Does China now have its own Solyndra scandal?
An article in Caixin online (h/t Marginal Revolution) traces the downward trajectory of Chinese company LDK Solar Hi-tech Co. Ltd, which has marked similarities to the Solyndra story. As in America, the government sent billions of Yuan to a promising solar company, only to be left holding the bag when the company’s fortunes fell. In the Chinese case, though, the company had become too big to fail.
Since its inception in 2005, LDK Solar enjoyed funding and preferential utility rates from the government in Jiangxi province, which anticipated thousands of jobs for the local economy. But rather than eat crow when the company failed, as the Obama administration eventually did with the Solyndra bankruptcy, the local government doubled down with a massive corporate bailout:
On July 12, the Xinyu city congress said it approved a proposal to incorporate 500 million yuan worth of loans LDK Solar borrowed from Huarong International Trust Co. into its annual budget. Xinyu also sent officials to LDK Solar to get involved in daily operations, and the officials have remained there.
Meanwhile, the government of Hefei, in eastern China’s Anhui Province, where LDK Solar has a production facility, has started to mull bailout measures, a bank source in Jiangxi said.
This is not the first time the government has had to help the company. At the end of 2009, LDK Solar sold stakes in a subsidiary to a provincial government company for 1.5 billion yuan. This was intended to relieve a cash crunch brought on by the global financial crisis.

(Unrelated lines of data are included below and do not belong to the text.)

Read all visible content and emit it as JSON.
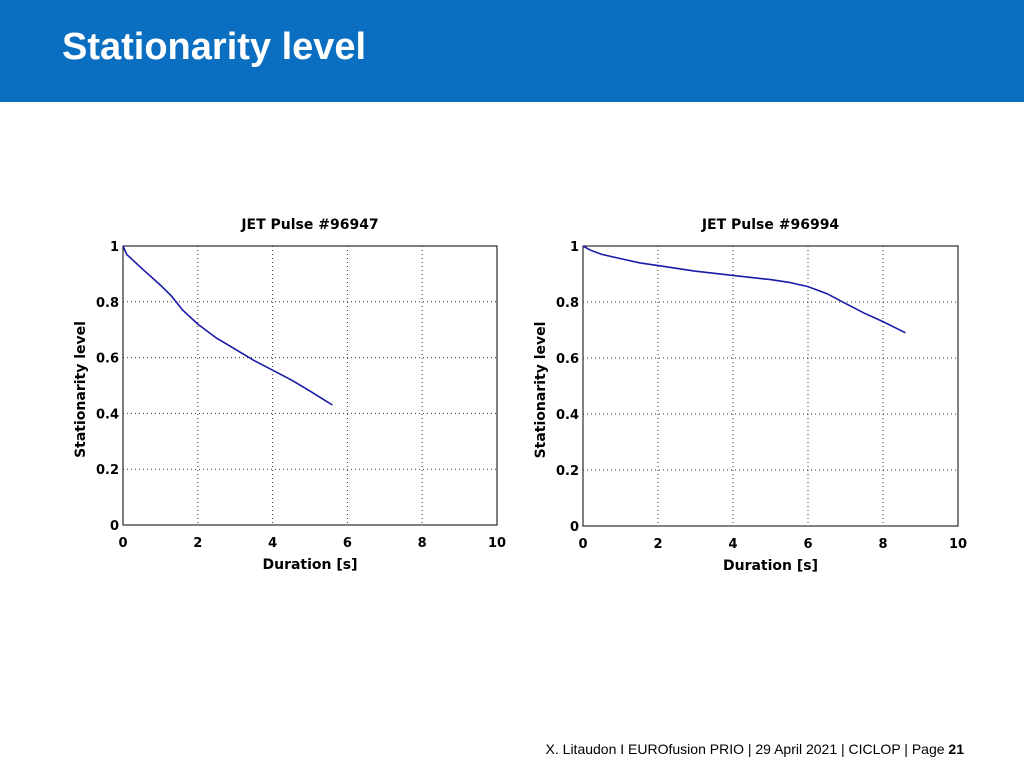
{
  "slide": {
    "title": "Stationarity level",
    "footer_text": "X. Litaudon I EUROfusion PRIO | 29 April  2021 | CICLOP | Page ",
    "page_number": "21"
  },
  "colors": {
    "header_bg": "#0b6fc1",
    "line": "#1a1aa8",
    "grid": "#333333"
  },
  "chart_data": [
    {
      "type": "line",
      "title": "JET Pulse #96947",
      "xlabel": "Duration [s]",
      "ylabel": "Stationarity level",
      "xlim": [
        0,
        10
      ],
      "ylim": [
        0,
        1
      ],
      "xticks": [
        "0",
        "2",
        "4",
        "6",
        "8",
        "10"
      ],
      "yticks": [
        "0",
        "0.2",
        "0.4",
        "0.6",
        "0.8",
        "1"
      ],
      "grid": true,
      "x": [
        0,
        0.1,
        0.5,
        1.0,
        1.3,
        1.6,
        2.0,
        2.5,
        3.0,
        3.5,
        4.0,
        4.5,
        5.0,
        5.3,
        5.6
      ],
      "y": [
        1.0,
        0.97,
        0.92,
        0.86,
        0.82,
        0.77,
        0.72,
        0.67,
        0.63,
        0.59,
        0.555,
        0.52,
        0.48,
        0.455,
        0.43
      ]
    },
    {
      "type": "line",
      "title": "JET Pulse #96994",
      "xlabel": "Duration [s]",
      "ylabel": "Stationarity level",
      "xlim": [
        0,
        10
      ],
      "ylim": [
        0,
        1
      ],
      "xticks": [
        "0",
        "2",
        "4",
        "6",
        "8",
        "10"
      ],
      "yticks": [
        "0",
        "0.2",
        "0.4",
        "0.6",
        "0.8",
        "1"
      ],
      "grid": true,
      "x": [
        0,
        0.2,
        0.5,
        1.0,
        1.5,
        2.0,
        3.0,
        4.0,
        5.0,
        5.5,
        6.0,
        6.5,
        7.0,
        7.5,
        8.0,
        8.6
      ],
      "y": [
        1.0,
        0.985,
        0.97,
        0.955,
        0.94,
        0.93,
        0.91,
        0.895,
        0.88,
        0.87,
        0.855,
        0.83,
        0.795,
        0.76,
        0.73,
        0.69
      ]
    }
  ]
}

For years, the Green lobby, egged on by sympathetic pundits, has called for America to support an energy program to rival China’s. Yet early experiments with government funding and loan guarantees for green energy haven’t worked out so well in America, and now it appears that they don’t work well in China either. And with a massive economy and more government money to burn, China may run a higher risk of fallout from its green unicorn hunts.